For this reason, lighting mosquito-repelling scented candles, adding a diffuse odor throughout the whole room, is unlikely to have any effect on mosquitos. Plugging in some device that fills the air with low-level poison, however, is quite effective and highly recommended. And it’s safe for humans, don’t worry — poisons are all a matter of dosage, and this low dosage will do nothing to you. 

There’s a Bacteria That Transmits Light Right Through a Living Squid

The bobtail squid harbors a kind of bacteria that gives it the power of bioluminescence. When most deep-sea creatures use this power, they become more visible. The bobtail squid does the opposite. 

The squid roams the ocean, with sunlight or moonlight faintly illuminating the water. Each creature that swims casts a shadow below it. Not the bobtail squid. The squid detects the amount of light falling on it and then — through means scientists have yet to hammer down — transmits this information to billions of bacteria located on its underside.

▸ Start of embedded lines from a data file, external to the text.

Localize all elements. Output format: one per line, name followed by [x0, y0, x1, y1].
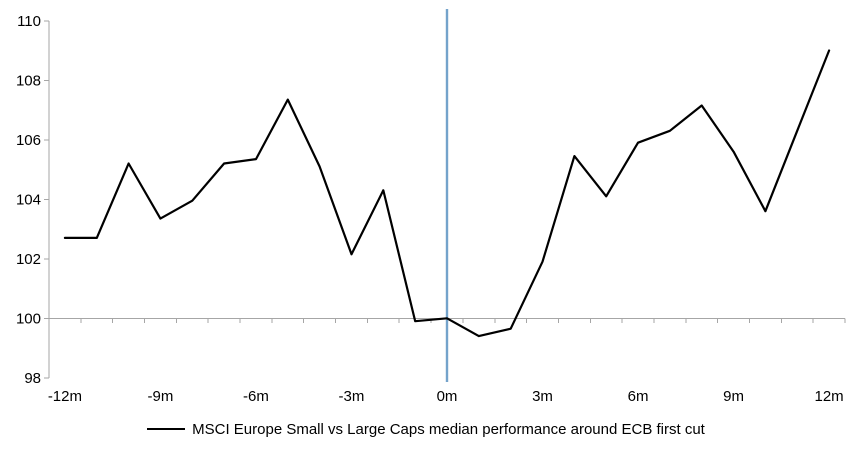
x-tick-label: -6m	[243, 388, 269, 405]
y-tick-label: 102	[16, 251, 41, 268]
legend-line-swatch	[147, 428, 186, 430]
x-tick-label: 0m	[437, 388, 458, 405]
y-tick-label: 98	[24, 370, 41, 387]
legend: MSCI Europe Small vs Large Caps median p…	[0, 419, 852, 439]
x-tick-label: 6m	[628, 388, 649, 405]
x-tick-label: -3m	[339, 388, 365, 405]
x-tick-label: -9m	[148, 388, 174, 405]
y-tick-label: 106	[16, 132, 41, 149]
legend-label: MSCI Europe Small vs Large Caps median p…	[192, 420, 705, 438]
x-tick-label: 12m	[814, 388, 843, 405]
y-tick-label: 100	[16, 310, 41, 327]
y-tick-label: 110	[17, 13, 41, 30]
series-line	[63, 49, 831, 338]
y-tick-label: 108	[16, 72, 41, 89]
y-tick-label: 104	[16, 191, 41, 208]
x-tick-label: 9m	[723, 388, 744, 405]
x-tick-label: 3m	[532, 388, 553, 405]
x-tick-label: -12m	[48, 388, 82, 405]
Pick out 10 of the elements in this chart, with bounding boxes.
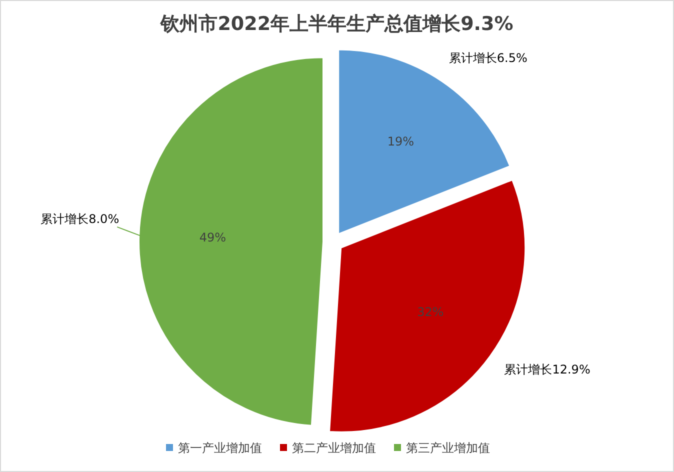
legend-label: 第三产业增加值 <box>406 441 490 455</box>
text: 累计增长12.9% <box>504 362 590 377</box>
legend-label: 第二产业增加值 <box>292 441 376 455</box>
data-label: 49% <box>199 230 226 244</box>
chart-title: 钦州市2022年上半年生产总值增长9.3% <box>160 13 514 35</box>
text: 累计增长8.0% <box>40 212 120 226</box>
text: 累计增长6.5% <box>448 51 528 65</box>
data-label: 19% <box>387 134 414 149</box>
legend-label: 第一产业增加值 <box>178 441 262 455</box>
data-label: 32% <box>417 305 444 320</box>
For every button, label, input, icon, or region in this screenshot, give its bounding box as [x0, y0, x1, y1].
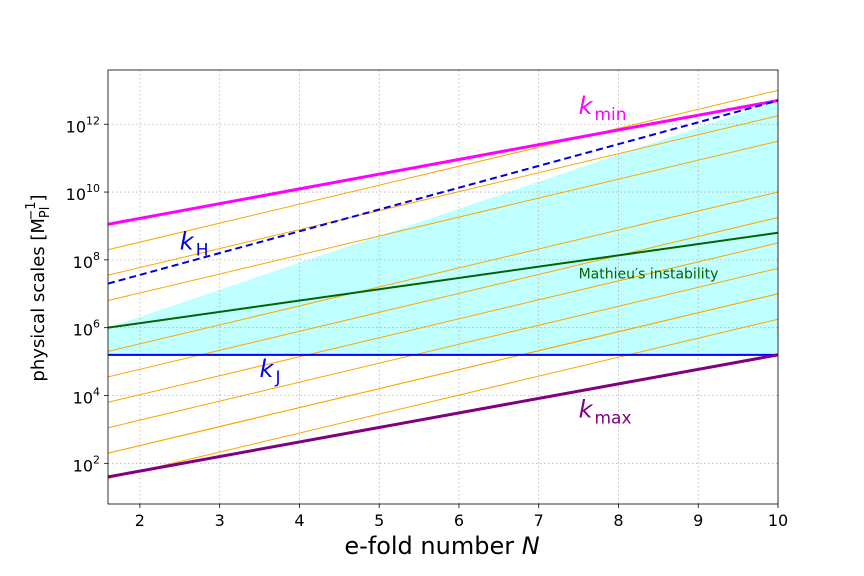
x-axis-label-text: e-fold number — [344, 532, 521, 560]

These Vibrio fischeri bacteria, which don’t emit any light when in the ocean on their own, now glow, varying the intensity according to the amount of light that hits the top of the animal.

As a result, light shining from the bottom of the squid exactly matches light hitting the top of it, and it casts no shadow. Prey do not notice its approach and have no warning before the squid attacks.

Atlantic Bobtail

Hans Hillewaert

Here, you can see the squid, but you may wish you couldn’t.

Could other organisms be using a more advanced form of this technique, passing complex light through themselves and rendering themselves totally invisible? If so, several of them are likely in the room with you right now. Reach for the nearest weapon, and fire randomly. Even if you do not hit your targets, you must let them know you’re on to them.